Gülfer AKKAYA yazdı: “Başta patriarkal sistem olmak üzere zaman zaman onunla ortaklaşan kapitalist sistemin çevirdiği bu hayat çarkının bize öğrettiği bir şey var. Emekçilerin de emekçisi, sömürülenlerin de sömürdüğü bir sınıf var: Kadınlar sınıfı.”
Yarın 1 Mayıs; işçilerin, emekçilerin birlik ve mücadele günü. Sömürüye, ezilmeye karşı büyük gün.
Sadece ücretli işçiler ve emekçiler mi? Hayır. Bir de köleler sınıfı var. Evet, şu günde, şu zamanda kölelik koşullarında çalıştırılanlar var.
Kaç kişiler mi?
Dünyanın en az yarısı.
Kimler mi? Kadınlar.
Hangi kadınlar mı? Hangisi falan yok, kadınlar işte. Her yaştan, her ülkeden, her ırktan, her milletten, her meslekten kadınlar…
Kadınlara neden işçi, emekçi değil, köle diyoruz? Çünkü köle çalıştığının karşılığını almayandır. Karın tokluğuna çalışandır; efendisinin evinde, tarlasında, bağında, bahçesinde. Efendisinin insafına terk edilendir.
Bugün de kadınlara bakın, aynı resmi göreceksiniz. Kadınlar evlilik için yetiştirilir, yani erkeklere karı olarak yetiştirilir esas olarak.

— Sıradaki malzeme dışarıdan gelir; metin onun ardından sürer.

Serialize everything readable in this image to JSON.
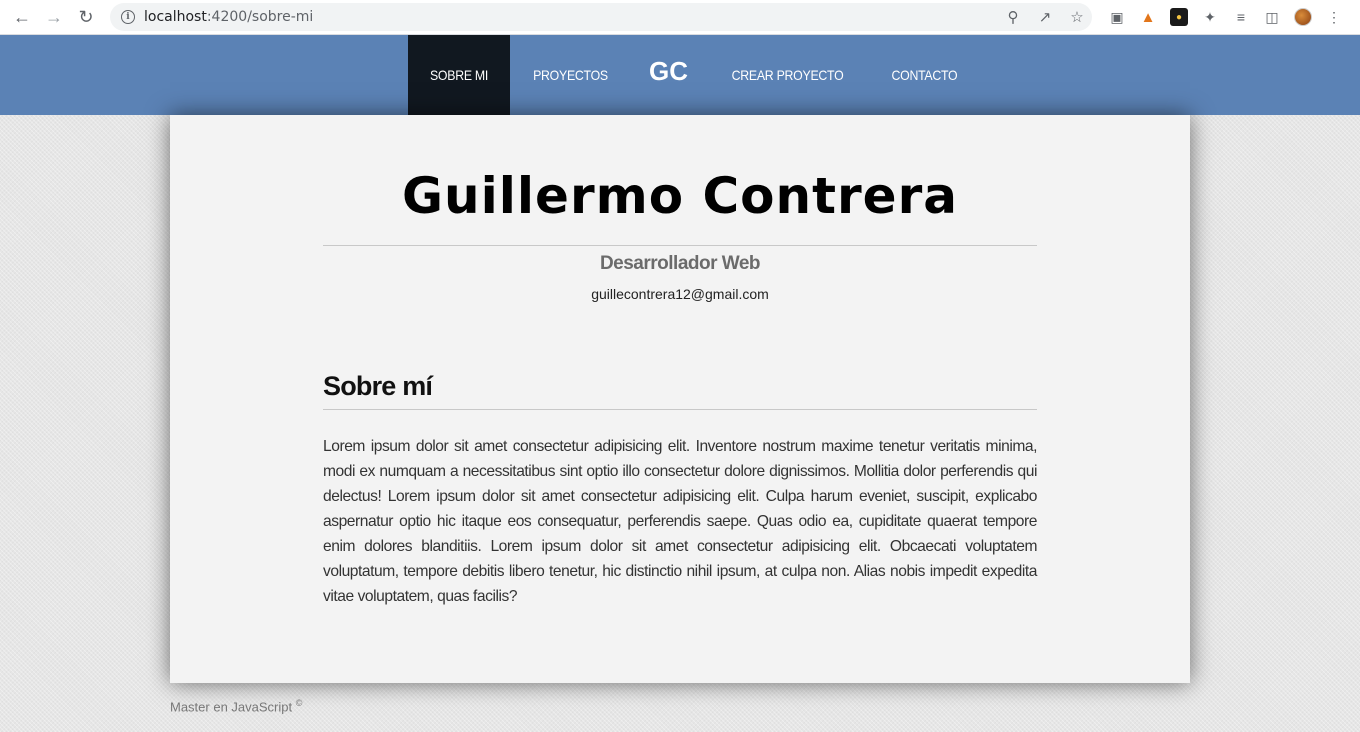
{
  "browser": {
    "url_host": "localhost",
    "url_path": ":4200/sobre-mi"
  },
  "nav": {
    "items": [
      {
        "label": "SOBRE MI",
        "active": true
      },
      {
        "label": "PROYECTOS",
        "active": false
      },
      {
        "label": "GC",
        "logo": true
      },
      {
        "label": "CREAR PROYECTO",
        "active": false
      },
      {
        "label": "CONTACTO",
        "active": false
      }
    ]
  },
  "header": {
    "name": "Guillermo Contrera",
    "role": "Desarrollador Web",
    "email": "guillecontrera12@gmail.com"
  },
  "about": {
    "title": "Sobre mí",
    "text": "Lorem ipsum dolor sit amet consectetur adipisicing elit. Inventore nostrum maxime tenetur veritatis minima, modi ex numquam a necessitatibus sint optio illo consectetur dolore dignissimos. Mollitia dolor perferendis qui delectus! Lorem ipsum dolor sit amet consectetur adipisicing elit. Culpa harum eveniet, suscipit, explicabo aspernatur optio hic itaque eos consequatur, perferendis saepe. Quas odio ea, cupiditate quaerat tempore enim dolores blanditiis. Lorem ipsum dolor sit amet consectetur adipisicing elit. Obcaecati voluptatem voluptatum, tempore debitis libero tenetur, hic distinctio nihil ipsum, at culpa non. Alias nobis impedit expedita vitae voluptatem, quas facilis?"
  },
  "footer": {
    "text": "Master en JavaScript",
    "symbol": "©"
  },
  "colors": {
    "topbar": "#5b82b5",
    "active_nav": "#111820",
    "card": "#f3f3f3"
  }
}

Genç yaşta evlendirilir, bir erkeğin karısı olur, çocuk doğurur, anne olur, aile adlı kurumun tüm işlerini yapar, tarlada, bağda, bahçede çalışır, çocuk doğurur, hasta, sakat, yaşlı, erkek demeden hepsine bakar, varsa aile işletmelerinde genellikle sosyal güvencesiz ve karşılıksız çalışır.

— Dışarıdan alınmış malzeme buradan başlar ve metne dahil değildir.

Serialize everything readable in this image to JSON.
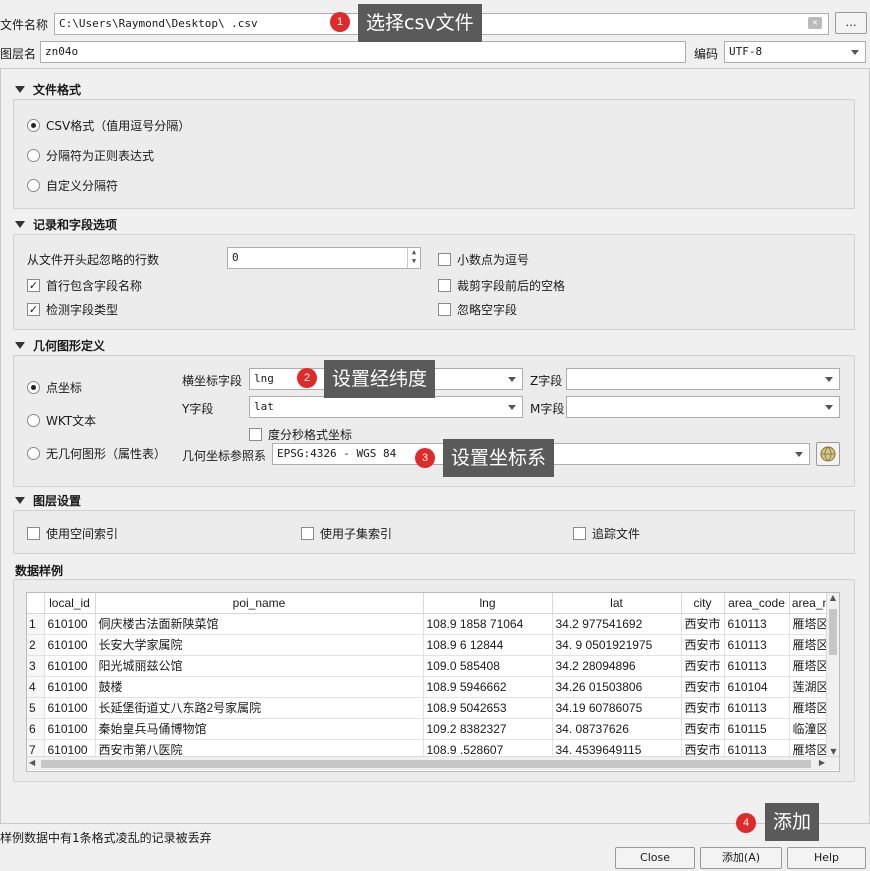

Saati, paydosu yoktur bu çalışmaların. Ücret zaten yoktur. Miras falan hâlâ çok az kadının ulaştığı lükstür. Anneliğin, karılığın emekliliği yoktur, yıllık izinleri, bayram tatilleri yoktur. Yok olduğu gibi, böyle özel durumlarda kadınlar daha emek yoğun bir sürece girer, en büyük marifetlerini sergilemeleri beklenir. Yani kapitalizmin ücret karşılığı sömürdüğü işçilerin arada durup dinlendiği böyle zamanlarda ev-içi kölesi kadınların işleri, sorumlulukları katmerlenerek artar. Sıradan ev temizliğinin yerini bayram temizliği, rutin yemeklerin yerini bayram yemekleri, rutin misafirliklerin yerini bayram misafirleri alır. Rutin karılığın yerini de bu özel günlerde başka bir karılık alır.

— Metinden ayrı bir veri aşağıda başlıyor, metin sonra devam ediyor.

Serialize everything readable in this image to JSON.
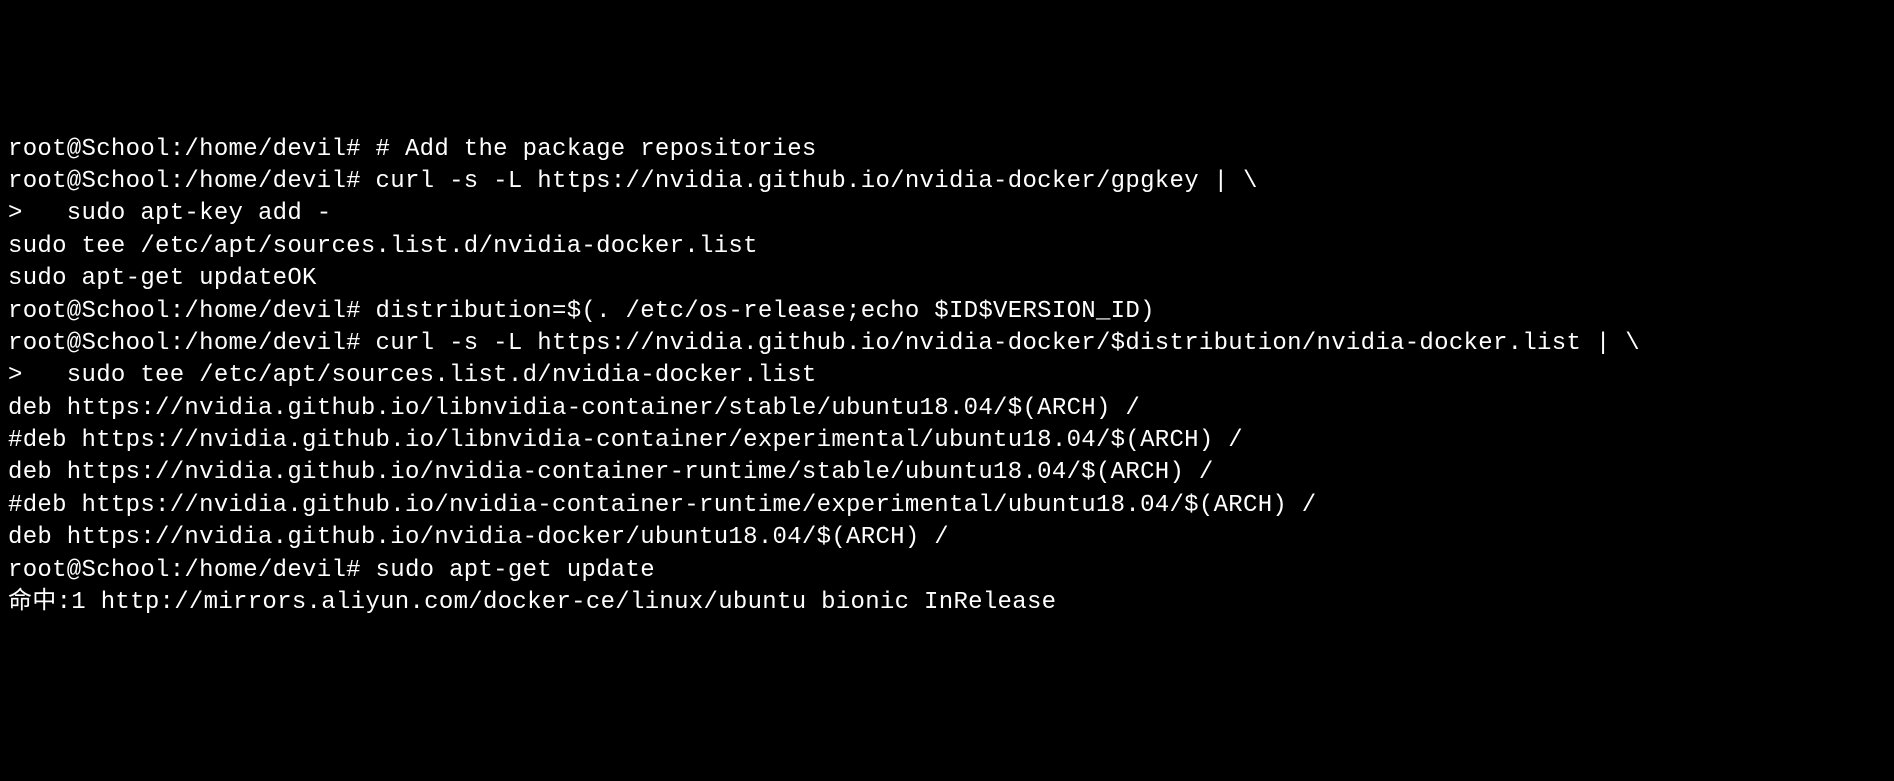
{
  "terminal": {
    "prompt": "root@School:/home/devil#",
    "continuation": ">",
    "lines": [
      {
        "type": "cmd",
        "prompt": "root@School:/home/devil#",
        "text": " # Add the package repositories"
      },
      {
        "type": "cmd",
        "prompt": "root@School:/home/devil#",
        "text": " curl -s -L https://nvidia.github.io/nvidia-docker/gpgkey | \\"
      },
      {
        "type": "cont",
        "prompt": ">",
        "text": "   sudo apt-key add -"
      },
      {
        "type": "out",
        "text": "sudo tee /etc/apt/sources.list.d/nvidia-docker.list"
      },
      {
        "type": "out",
        "text": "sudo apt-get updateOK"
      },
      {
        "type": "cmd",
        "prompt": "root@School:/home/devil#",
        "text": " distribution=$(. /etc/os-release;echo $ID$VERSION_ID)"
      },
      {
        "type": "cmd",
        "prompt": "root@School:/home/devil#",
        "text": " curl -s -L https://nvidia.github.io/nvidia-docker/$distribution/nvidia-docker.list | \\"
      },
      {
        "type": "cont",
        "prompt": ">",
        "text": "   sudo tee /etc/apt/sources.list.d/nvidia-docker.list"
      },
      {
        "type": "out",
        "text": "deb https://nvidia.github.io/libnvidia-container/stable/ubuntu18.04/$(ARCH) /"
      },
      {
        "type": "out",
        "text": "#deb https://nvidia.github.io/libnvidia-container/experimental/ubuntu18.04/$(ARCH) /"
      },
      {
        "type": "out",
        "text": "deb https://nvidia.github.io/nvidia-container-runtime/stable/ubuntu18.04/$(ARCH) /"
      },
      {
        "type": "out",
        "text": "#deb https://nvidia.github.io/nvidia-container-runtime/experimental/ubuntu18.04/$(ARCH) /"
      },
      {
        "type": "out",
        "text": "deb https://nvidia.github.io/nvidia-docker/ubuntu18.04/$(ARCH) /"
      },
      {
        "type": "cmd",
        "prompt": "root@School:/home/devil#",
        "text": " sudo apt-get update"
      },
      {
        "type": "out",
        "text": "命中:1 http://mirrors.aliyun.com/docker-ce/linux/ubuntu bionic InRelease"
      }
    ]
  }
}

Ev-içi kölelerinin görevleri de, işleri de çeşitlidir. Mesela kapitalist piyasada kuaför saç yapar. Aşçı yemek. Bakıcı çocuk, yaşlı, hasta bakar. Hemşire hasta bakar. Fabrikada işçiler konserve, salça, turşu, mayonez yapar. Konfeksiyonlar kıyafet diker. Boyacılar ev boyar. Tamirciler kırılanı, bozulanı onarır. Fahişelerin müşterisi olur, onlara hizmet eder. Mankenler güzelliklerini satar. Öğretmenler bilgilerini aktarır. Dinî görevliler inancı aktarır. Hepsinin işi tanımlı, sınırlı ve çalışma süresi bellidir. İmamdan makyöz olması beklenmez mesela. Bu tanım, sınır ve süreler dâhilinde hepsi yaptıklarının karşılığını alır.
Ev-içi köleler ister sermayedar, ister işçi, ister işsiz olsun, kocaları ve onların sahibi oldukları aile kurumu için tüm bu işleri ve çok daha fazlasını karşılıksız yaparlar. Karşılıktan kastım sadece maddî değil. Kadınlar yaptıkları bunca işin karşılığında para kazanamadıkları gibi kendilerine itibar sağlayacak toplumsal herhangi bir statüye de sahip olmaz. Yani değerleri de olmaz. Hatta ev hanımı adlandırması ile küçük düşürülür, hor görülürler. Maddî manevî bunca üretimi yapan kadınlar sınıfı, bu işleri ev-içinde ve karşılıksız yaptıkları için yaptıkları iş görünmezleştirilir, böylece kadınlar değersiz kılınır ve değersiz bir sosyal sınıf olarak en alttakilerin de en altına yerleştirilirler.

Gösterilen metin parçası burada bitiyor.